「自灯明」と「法灯明」

2014年11月19日

昨日、おとといと、これからのお寺のかたちについて生意気にも自分の考えを書いてきました。

 

そこでキーワードとして上がったのが「自灯明」という言葉。「法灯明」とセットの言葉です。

 

【自灯明法灯明】

[仏]よく整えられた自らを拠りどころとし、正しい教えを拠りどころとすること。涅槃経によれば、釈迦入滅時の最後の教え。

(広辞苑より)

 

よく、「サイのツノのように、ただひとり歩め」という、これもお釈迦さまの言葉と一緒に用いられますね。

 

 

 

でも、おとといの記事でもちらっと書きましたが、「自灯明」のいう「自分」は、決して、自分勝手、の自分ではないのです。

 

この「自分」は、自分勝手な自分が死んだときに、はじめて姿を現す、たったひとつの、本当の「自分」です。

 

いや、「死んだとき」とかいうと言葉が強いか。消えたとき、というか。なりをひそめたとき、というか。

 

 

 

分離された、個別の意識を持つ自分、私でいえば「小出遥子」という個別の人格を持つ自分がなりをひそめたとき、そこには果てしなく巨大な「自分」がいるのです。

 

 

 

「自分なんていなかった!」

 

という驚きは、また同時に、

 

「ぜんぶが“自分”だった!」

 

という驚きをもたらします。

 

その驚きは圧倒的です。
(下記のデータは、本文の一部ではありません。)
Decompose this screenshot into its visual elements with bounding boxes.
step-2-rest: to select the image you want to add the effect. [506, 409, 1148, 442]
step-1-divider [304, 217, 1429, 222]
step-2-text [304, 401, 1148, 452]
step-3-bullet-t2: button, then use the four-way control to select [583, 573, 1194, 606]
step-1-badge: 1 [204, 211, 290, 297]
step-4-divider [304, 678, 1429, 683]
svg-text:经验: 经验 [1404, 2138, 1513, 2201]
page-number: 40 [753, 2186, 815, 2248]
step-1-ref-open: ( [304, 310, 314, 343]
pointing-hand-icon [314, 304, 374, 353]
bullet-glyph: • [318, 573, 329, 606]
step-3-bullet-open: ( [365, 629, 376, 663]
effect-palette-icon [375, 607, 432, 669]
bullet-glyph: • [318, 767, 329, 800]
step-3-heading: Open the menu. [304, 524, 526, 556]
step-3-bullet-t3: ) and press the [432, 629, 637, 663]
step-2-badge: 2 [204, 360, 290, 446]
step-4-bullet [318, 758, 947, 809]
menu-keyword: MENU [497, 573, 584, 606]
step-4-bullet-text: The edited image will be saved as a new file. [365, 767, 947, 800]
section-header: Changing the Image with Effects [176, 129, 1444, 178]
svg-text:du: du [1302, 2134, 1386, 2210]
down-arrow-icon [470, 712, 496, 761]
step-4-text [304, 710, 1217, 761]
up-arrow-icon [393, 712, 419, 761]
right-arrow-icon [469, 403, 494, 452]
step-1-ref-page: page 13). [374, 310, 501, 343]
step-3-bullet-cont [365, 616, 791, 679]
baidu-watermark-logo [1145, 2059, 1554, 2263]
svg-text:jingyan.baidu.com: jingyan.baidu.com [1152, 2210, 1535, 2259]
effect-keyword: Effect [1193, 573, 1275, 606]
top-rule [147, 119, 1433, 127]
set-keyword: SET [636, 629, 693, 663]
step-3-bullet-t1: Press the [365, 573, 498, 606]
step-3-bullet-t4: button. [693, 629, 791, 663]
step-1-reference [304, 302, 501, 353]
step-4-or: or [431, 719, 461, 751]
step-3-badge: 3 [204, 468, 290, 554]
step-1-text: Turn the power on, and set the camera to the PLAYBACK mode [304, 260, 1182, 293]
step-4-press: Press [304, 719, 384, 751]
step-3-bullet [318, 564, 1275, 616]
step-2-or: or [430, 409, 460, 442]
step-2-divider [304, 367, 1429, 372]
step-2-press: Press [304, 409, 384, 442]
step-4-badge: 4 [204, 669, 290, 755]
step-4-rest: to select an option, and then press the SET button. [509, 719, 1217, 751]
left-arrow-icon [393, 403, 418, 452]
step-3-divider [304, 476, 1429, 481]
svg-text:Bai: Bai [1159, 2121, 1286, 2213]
それこそ、いままでの価値観が180度転換してしまうほどのインパクトを持ちます。

 

 

 

昨日一昨日の記事で、私がさんざん繰り返した、「自灯明力」を持つ人々というのは、つまり、すべてが「自分」なのだ、という意識を持って、ひとりひとりの人生を歩んでいく人々、ということです。

 

「サイのツノのように、ただひとり歩め」などと聞くと、「なんて孤独な……」なんていう風に思ってしまいがちですが、違うんです。この「ひとり」は、そのまま「すべて」をあらわす言葉です。すべてが自分なのです。だからそこに寂しさやむなしさなんて存在しない。というか存在できない。

 

 

 

でも、いくら「自灯明力」を身につけた人々だって、やっぱり人間です。どうしたって「自我」というもの(つまり「自分勝手」な「自分」)から完全にフリーになることは難しい。道に迷ったり、ときには大きな勘違いを働くことだってあるでしょう。

 

だからこそ、「自灯明」は「法灯明」とセットなのだと思います。「自灯明力」を発揮してこの世を生きていくためには、「正しい教え」に触れていることが必要だということです。

 

そして、これからの時代、「法」を持つ場所として、お寺が大きな役割を果たしていくのだと思います。

 

 

 

なんども繰り返しますが、未来のお寺は「仏教徒」だけのものではなくなっていくと思います。自らをともしびとして生きる(もしくは生きようとする)人たちであれば、誰だってそこを「ベースキャンプ」として利用できるようになっていくのです。「なっていくのです」って、いや、これ、あくまで、私の希望的観測ではあるのですが……でも、的外れではないはず。

 

そして、そこにはたくさんの「仲間」がいます。人と人は、それぞれが自分の足で歩むようになって、はじめて「仲間」になれるのだと思います。

 

同じ「法」をともしびとする仲間との出逢いが自らを照らしだし、照らし出された自らをともしびとして、再び、サイのツノのように、ただひとり歩んでいく力を得ていく……そんな連関が生まれていくのではないでしょうか。

 

宗教、宗派の垣根は、これからどんどん取り払われていくと思います。でも、普遍的な「仏法」はぜったいに残るでしょう。というか、すべての基礎なのだから、消えようがない。仏教がこの世から消え去ることはないでしょう。それは人々にとって必要なものだからです。「自灯明」と「法灯明」がセットであるゆえんです。

 

でも、人々がそれに縛られることはもはやないでしょう。むしろ、それをうまく「利用できる」人々こそが、あたらしい時代を作っていくのだと思います。

 

 

 

 

 

……結局また未来のお寺の話になってしまいました。

 

ぜんぶ、私の勝手な想像です。でも、実現するといいな。きっと、思っているよりは難しくないと思う。変化はすでに始まっています。

 

私もできることをやっていきます。(再び宣言!)

 

だって未来には光を見ていたいから。